Publisher will indemnify, defend and hold harmless Company and its affiliates, and their respective shareholders, officers, directors, employees, consultants and agents from and against any and all claims, losses, liabilities, costs, charges and expenses, damages or expense (including reasonable attorneys’ fees and costs) of any nature whatsoever incurred or suffered by Company (collectively the "Losses"), which arise out of or are based on 

  1. i) any claim or threatened claim that Company’s use of the Publisher Trademarks infringes on the rights of any third party; 
  2. ii) the breach of any representation or warranty made by Publisher herein; 

iii) Publisher’s default under or breach of any provision of this Agreement; or 

  1. iv) any claim related to Publisher Website. 

13. Miscellaneous 

This Agreement will be governed by the laws of the United States of America and the State of Colorado, without reference to rules governing choice of laws. Publisher hereby consents to the exclusive jurisdiction and venue of the courts of Gunnison County, Colorado for all actions arising out of this Agreement, the Program, the Company Website, or any dispute between the parties hereto.
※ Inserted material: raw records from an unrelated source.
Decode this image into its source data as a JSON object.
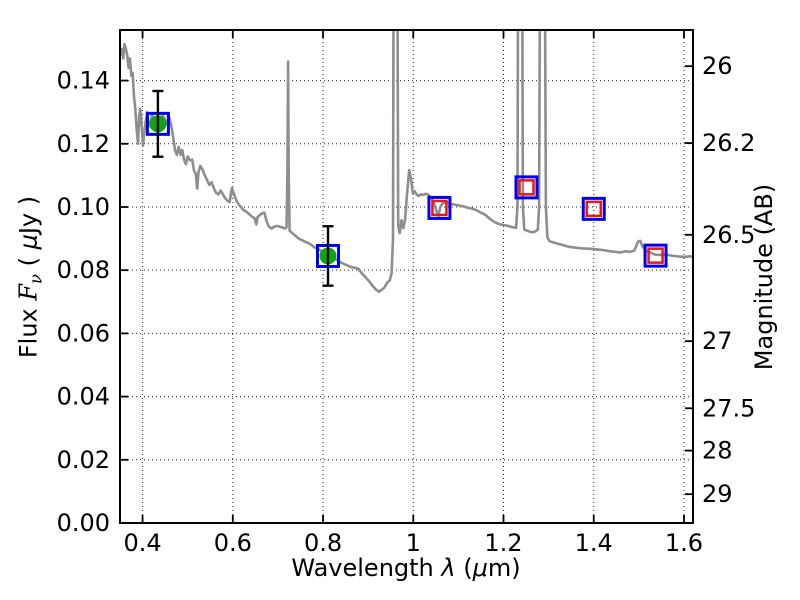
{
  "chart_data": {
    "type": "line",
    "description": "Galaxy SED: gray model spectrum with photometric data points (flux vs wavelength), dual y-axis flux / AB magnitude",
    "title": "",
    "xlabel": "Wavelength λ (μm)",
    "ylabel_left": "Flux Fν ( μJy )",
    "ylabel_right": "Magnitude (AB)",
    "xlabel_segments": [
      {
        "t": "Wavelength  ",
        "style": "plain"
      },
      {
        "t": "λ",
        "style": "i"
      },
      {
        "t": " (",
        "style": "plain"
      },
      {
        "t": "μ",
        "style": "i"
      },
      {
        "t": "m)",
        "style": "plain"
      }
    ],
    "ylabel_left_segments": [
      {
        "t": "Flux  ",
        "style": "plain"
      },
      {
        "t": "F",
        "style": "serif-i"
      },
      {
        "t": "ν",
        "style": "sub-i"
      },
      {
        "t": " ( ",
        "style": "plain"
      },
      {
        "t": "μ",
        "style": "i"
      },
      {
        "t": "Jy )",
        "style": "plain"
      }
    ],
    "ylabel_right_text": "Magnitude (AB)",
    "xlim": [
      0.35,
      1.62
    ],
    "ylim": [
      0,
      0.156
    ],
    "grid": "dotted, at major ticks of bottom and left axes",
    "x_ticks": [
      {
        "v": 0.4,
        "label": "0.4"
      },
      {
        "v": 0.6,
        "label": "0.6"
      },
      {
        "v": 0.8,
        "label": "0.8"
      },
      {
        "v": 1.0,
        "label": "1"
      },
      {
        "v": 1.2,
        "label": "1.2"
      },
      {
        "v": 1.4,
        "label": "1.4"
      },
      {
        "v": 1.6,
        "label": "1.6"
      }
    ],
    "y_ticks_flux": [
      {
        "v": 0.0,
        "label": "0.00"
      },
      {
        "v": 0.02,
        "label": "0.02"
      },
      {
        "v": 0.04,
        "label": "0.04"
      },
      {
        "v": 0.06,
        "label": "0.06"
      },
      {
        "v": 0.08,
        "label": "0.08"
      },
      {
        "v": 0.1,
        "label": "0.10"
      },
      {
        "v": 0.12,
        "label": "0.12"
      },
      {
        "v": 0.14,
        "label": "0.14"
      }
    ],
    "y_ticks_mag": [
      {
        "mag": 26,
        "label": "26",
        "flux_equiv": 0.14454
      },
      {
        "mag": 26.2,
        "label": "26.2",
        "flux_equiv": 0.12023
      },
      {
        "mag": 26.5,
        "label": "26.5",
        "flux_equiv": 0.0912
      },
      {
        "mag": 27,
        "label": "27",
        "flux_equiv": 0.05754
      },
      {
        "mag": 27.5,
        "label": "27.5",
        "flux_equiv": 0.03631
      },
      {
        "mag": 28,
        "label": "28",
        "flux_equiv": 0.02291
      },
      {
        "mag": 29,
        "label": "29",
        "flux_equiv": 0.00912
      }
    ],
    "colors": {
      "spectrum": "#8e8e8e",
      "box_square": "#0000ee",
      "inner_square": "#e81616",
      "measured_circle": "#12a312",
      "errorbar": "#000000",
      "axes": "#000000"
    },
    "spectrum": {
      "name": "model-spectrum",
      "emission_lines_um": [
        0.723,
        0.96,
        1.236,
        1.286
      ],
      "points_um_ujy": [
        [
          0.35,
          0.148
        ],
        [
          0.354,
          0.15
        ],
        [
          0.357,
          0.147
        ],
        [
          0.36,
          0.1515
        ],
        [
          0.363,
          0.15
        ],
        [
          0.366,
          0.148
        ],
        [
          0.369,
          0.144
        ],
        [
          0.372,
          0.147
        ],
        [
          0.375,
          0.1415
        ],
        [
          0.378,
          0.1425
        ],
        [
          0.381,
          0.135
        ],
        [
          0.384,
          0.131
        ],
        [
          0.387,
          0.1245
        ],
        [
          0.39,
          0.12
        ],
        [
          0.3925,
          0.129
        ],
        [
          0.395,
          0.131
        ],
        [
          0.398,
          0.1255
        ],
        [
          0.401,
          0.1195
        ],
        [
          0.404,
          0.124
        ],
        [
          0.407,
          0.127
        ],
        [
          0.41,
          0.13
        ],
        [
          0.413,
          0.127
        ],
        [
          0.417,
          0.1255
        ],
        [
          0.421,
          0.1295
        ],
        [
          0.425,
          0.128
        ],
        [
          0.429,
          0.126
        ],
        [
          0.434,
          0.1262
        ],
        [
          0.439,
          0.1275
        ],
        [
          0.444,
          0.129
        ],
        [
          0.449,
          0.128
        ],
        [
          0.454,
          0.126
        ],
        [
          0.459,
          0.1285
        ],
        [
          0.464,
          0.1255
        ],
        [
          0.468,
          0.122
        ],
        [
          0.472,
          0.118
        ],
        [
          0.476,
          0.1165
        ],
        [
          0.48,
          0.119
        ],
        [
          0.484,
          0.1165
        ],
        [
          0.488,
          0.118
        ],
        [
          0.492,
          0.115
        ],
        [
          0.496,
          0.1135
        ],
        [
          0.5,
          0.116
        ],
        [
          0.505,
          0.1148
        ],
        [
          0.51,
          0.115
        ],
        [
          0.514,
          0.1115
        ],
        [
          0.518,
          0.1105
        ],
        [
          0.521,
          0.1058
        ],
        [
          0.524,
          0.111
        ],
        [
          0.528,
          0.113
        ],
        [
          0.533,
          0.1118
        ],
        [
          0.538,
          0.11
        ],
        [
          0.543,
          0.1085
        ],
        [
          0.548,
          0.107
        ],
        [
          0.553,
          0.1078
        ],
        [
          0.558,
          0.106
        ],
        [
          0.563,
          0.1045
        ],
        [
          0.568,
          0.104
        ],
        [
          0.573,
          0.1052
        ],
        [
          0.578,
          0.104
        ],
        [
          0.583,
          0.1028
        ],
        [
          0.588,
          0.102
        ],
        [
          0.593,
          0.1015
        ],
        [
          0.598,
          0.106
        ],
        [
          0.603,
          0.104
        ],
        [
          0.608,
          0.102
        ],
        [
          0.613,
          0.1008
        ],
        [
          0.618,
          0.1
        ],
        [
          0.624,
          0.099
        ],
        [
          0.63,
          0.0985
        ],
        [
          0.636,
          0.0978
        ],
        [
          0.642,
          0.097
        ],
        [
          0.648,
          0.0965
        ],
        [
          0.652,
          0.0945
        ],
        [
          0.655,
          0.0968
        ],
        [
          0.66,
          0.0975
        ],
        [
          0.665,
          0.098
        ],
        [
          0.67,
          0.0982
        ],
        [
          0.675,
          0.0955
        ],
        [
          0.68,
          0.0938
        ],
        [
          0.686,
          0.0932
        ],
        [
          0.692,
          0.0938
        ],
        [
          0.698,
          0.094
        ],
        [
          0.704,
          0.0938
        ],
        [
          0.71,
          0.0935
        ],
        [
          0.715,
          0.0932
        ],
        [
          0.719,
          0.0935
        ],
        [
          0.721,
          0.11
        ],
        [
          0.7225,
          0.146
        ],
        [
          0.724,
          0.11
        ],
        [
          0.726,
          0.0925
        ],
        [
          0.73,
          0.092
        ],
        [
          0.736,
          0.0912
        ],
        [
          0.742,
          0.0905
        ],
        [
          0.748,
          0.0898
        ],
        [
          0.754,
          0.0895
        ],
        [
          0.76,
          0.089
        ],
        [
          0.767,
          0.0886
        ],
        [
          0.774,
          0.088
        ],
        [
          0.781,
          0.0872
        ],
        [
          0.788,
          0.0868
        ],
        [
          0.795,
          0.0862
        ],
        [
          0.802,
          0.0856
        ],
        [
          0.809,
          0.085
        ],
        [
          0.816,
          0.0843
        ],
        [
          0.823,
          0.0838
        ],
        [
          0.83,
          0.0833
        ],
        [
          0.838,
          0.0826
        ],
        [
          0.846,
          0.082
        ],
        [
          0.854,
          0.0815
        ],
        [
          0.862,
          0.081
        ],
        [
          0.87,
          0.0808
        ],
        [
          0.878,
          0.0805
        ],
        [
          0.886,
          0.079
        ],
        [
          0.894,
          0.0778
        ],
        [
          0.902,
          0.0765
        ],
        [
          0.91,
          0.075
        ],
        [
          0.918,
          0.0738
        ],
        [
          0.924,
          0.0732
        ],
        [
          0.93,
          0.0738
        ],
        [
          0.936,
          0.0745
        ],
        [
          0.942,
          0.076
        ],
        [
          0.948,
          0.0768
        ],
        [
          0.952,
          0.079
        ],
        [
          0.955,
          0.09
        ],
        [
          0.957,
          0.22
        ],
        [
          0.964,
          0.22
        ],
        [
          0.9665,
          0.094
        ],
        [
          0.97,
          0.0917
        ],
        [
          0.974,
          0.0958
        ],
        [
          0.978,
          0.0933
        ],
        [
          0.982,
          0.096
        ],
        [
          0.986,
          0.104
        ],
        [
          0.991,
          0.1117
        ],
        [
          0.995,
          0.109
        ],
        [
          0.999,
          0.1044
        ],
        [
          1.003,
          0.105
        ],
        [
          1.007,
          0.104
        ],
        [
          1.012,
          0.1035
        ],
        [
          1.017,
          0.104
        ],
        [
          1.022,
          0.1038
        ],
        [
          1.028,
          0.1042
        ],
        [
          1.034,
          0.1038
        ],
        [
          1.04,
          0.103
        ],
        [
          1.046,
          0.1012
        ],
        [
          1.052,
          0.0985
        ],
        [
          1.056,
          0.0972
        ],
        [
          1.06,
          0.1
        ],
        [
          1.065,
          0.1012
        ],
        [
          1.072,
          0.1015
        ],
        [
          1.08,
          0.101
        ],
        [
          1.09,
          0.1008
        ],
        [
          1.1,
          0.1005
        ],
        [
          1.11,
          0.1002
        ],
        [
          1.12,
          0.0998
        ],
        [
          1.13,
          0.0995
        ],
        [
          1.14,
          0.099
        ],
        [
          1.15,
          0.0982
        ],
        [
          1.16,
          0.0975
        ],
        [
          1.17,
          0.0962
        ],
        [
          1.18,
          0.0952
        ],
        [
          1.19,
          0.0946
        ],
        [
          1.2,
          0.0943
        ],
        [
          1.21,
          0.094
        ],
        [
          1.22,
          0.0936
        ],
        [
          1.228,
          0.0934
        ],
        [
          1.231,
          0.1
        ],
        [
          1.233,
          0.22
        ],
        [
          1.2405,
          0.22
        ],
        [
          1.243,
          0.1
        ],
        [
          1.246,
          0.0928
        ],
        [
          1.252,
          0.0925
        ],
        [
          1.258,
          0.0922
        ],
        [
          1.264,
          0.092
        ],
        [
          1.27,
          0.0922
        ],
        [
          1.276,
          0.0928
        ],
        [
          1.279,
          0.1
        ],
        [
          1.282,
          0.22
        ],
        [
          1.2905,
          0.22
        ],
        [
          1.294,
          0.1
        ],
        [
          1.297,
          0.0905
        ],
        [
          1.302,
          0.0892
        ],
        [
          1.31,
          0.0888
        ],
        [
          1.32,
          0.0884
        ],
        [
          1.33,
          0.088
        ],
        [
          1.345,
          0.0874
        ],
        [
          1.36,
          0.0871
        ],
        [
          1.375,
          0.0869
        ],
        [
          1.39,
          0.0868
        ],
        [
          1.405,
          0.0866
        ],
        [
          1.42,
          0.0864
        ],
        [
          1.435,
          0.086
        ],
        [
          1.45,
          0.0858
        ],
        [
          1.46,
          0.0856
        ],
        [
          1.47,
          0.086
        ],
        [
          1.48,
          0.0858
        ],
        [
          1.49,
          0.0862
        ],
        [
          1.498,
          0.089
        ],
        [
          1.503,
          0.0893
        ],
        [
          1.508,
          0.0875
        ],
        [
          1.515,
          0.0862
        ],
        [
          1.525,
          0.0856
        ],
        [
          1.535,
          0.085
        ],
        [
          1.545,
          0.0848
        ],
        [
          1.555,
          0.085
        ],
        [
          1.565,
          0.0848
        ],
        [
          1.578,
          0.0845
        ],
        [
          1.59,
          0.0843
        ],
        [
          1.602,
          0.0842
        ],
        [
          1.612,
          0.0844
        ],
        [
          1.62,
          0.0843
        ]
      ]
    },
    "photometry": {
      "measured": {
        "marker": "green filled circle inside blue open square with black error bars",
        "points": [
          {
            "wavelength_um": 0.434,
            "flux_ujy": 0.1263,
            "err_ujy": 0.0104
          },
          {
            "wavelength_um": 0.811,
            "flux_ujy": 0.0845,
            "err_ujy": 0.0094
          }
        ]
      },
      "model_bands": {
        "marker": "red open square inside blue open square",
        "points": [
          {
            "wavelength_um": 1.058,
            "flux_ujy": 0.0997
          },
          {
            "wavelength_um": 1.251,
            "flux_ujy": 0.1062
          },
          {
            "wavelength_um": 1.4,
            "flux_ujy": 0.0994
          },
          {
            "wavelength_um": 1.537,
            "flux_ujy": 0.0846
          }
        ]
      }
    }
  }
}
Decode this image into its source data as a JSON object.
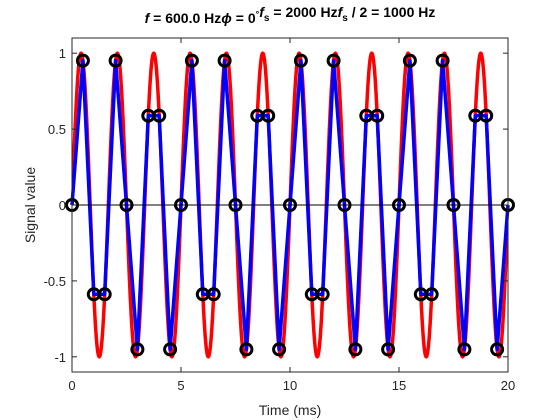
{
  "chart_data": {
    "type": "line",
    "title": {
      "f_symbol": "f",
      "f_value": " = 600.0 Hz",
      "phi_symbol": "ϕ",
      "phi_value": " = 0",
      "phi_unit": "°",
      "fs_symbol": "f",
      "fs_sub": "s",
      "fs_value": " = 2000 Hz",
      "nyq_symbol": "f",
      "nyq_sub": "s",
      "nyq_value": " / 2 = 1000 Hz"
    },
    "xlabel": "Time (ms)",
    "ylabel": "Signal value",
    "xlim": [
      0,
      20
    ],
    "ylim": [
      -1.1,
      1.1
    ],
    "xticks": [
      0,
      5,
      10,
      15,
      20
    ],
    "xtick_labels": [
      "0",
      "5",
      "10",
      "15",
      "20"
    ],
    "yticks": [
      -1,
      -0.5,
      0,
      0.5,
      1
    ],
    "ytick_labels": [
      "-1",
      "-0.5",
      "0",
      "0.5",
      "1"
    ],
    "grid": false,
    "zero_line": true,
    "series": [
      {
        "kind": "continuous",
        "frequency_hz": 600,
        "phase_deg": 0,
        "color": "#ff0000"
      },
      {
        "kind": "sampled",
        "sample_rate_hz": 2000,
        "color": "#0000ff",
        "marker_color": "#000000"
      }
    ],
    "samples": {
      "t_ms": [
        0,
        0.5,
        1,
        1.5,
        2,
        2.5,
        3,
        3.5,
        4,
        4.5,
        5,
        5.5,
        6,
        6.5,
        7,
        7.5,
        8,
        8.5,
        9,
        9.5,
        10,
        10.5,
        11,
        11.5,
        12,
        12.5,
        13,
        13.5,
        14,
        14.5,
        15,
        15.5,
        16,
        16.5,
        17,
        17.5,
        18,
        18.5,
        19,
        19.5,
        20
      ],
      "values": [
        0,
        0.951,
        -0.588,
        -0.588,
        0.951,
        0,
        -0.951,
        0.588,
        0.588,
        -0.951,
        0,
        0.951,
        -0.588,
        -0.588,
        0.951,
        0,
        -0.951,
        0.588,
        0.588,
        -0.951,
        0,
        0.951,
        -0.588,
        -0.588,
        0.951,
        0,
        -0.951,
        0.588,
        0.588,
        -0.951,
        0,
        0.951,
        -0.588,
        -0.588,
        0.951,
        0,
        -0.951,
        0.588,
        0.588,
        -0.951,
        0
      ]
    }
  }
}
Publisher may not assign this Agreement, by operation of law or otherwise, without Company’s prior written consent. Subject to that restriction, this Agreement will be binding on, inure to the benefit of, and enforceable against the parties and their respective successors and assigns. Company’s failure to enforce Publisher’s strict performance of any provision of this Agreement will not constitute a waiver of Company’s right subsequently to enforce such provision or any other provision of this Agreement. Notices to Company shall be sent by certified mail or overnight courier to the address below and shall be deemed made when received by Company. Except as set forth in Section 6 above, no change to or modification of this Agreement shall be binding upon Company unless it is made by an instrument signed by an authorized officer of such Company. In the event any provision of this Agreement is held to be invalid or unenforceable, the remaining provisions of this Agreement shall remain in full force and effect. Those provisions of this Agreement that are intended to survive termination shall so survive, and include provisions related to confidentiality, non-solicitation, indemnification, and dispute resolution.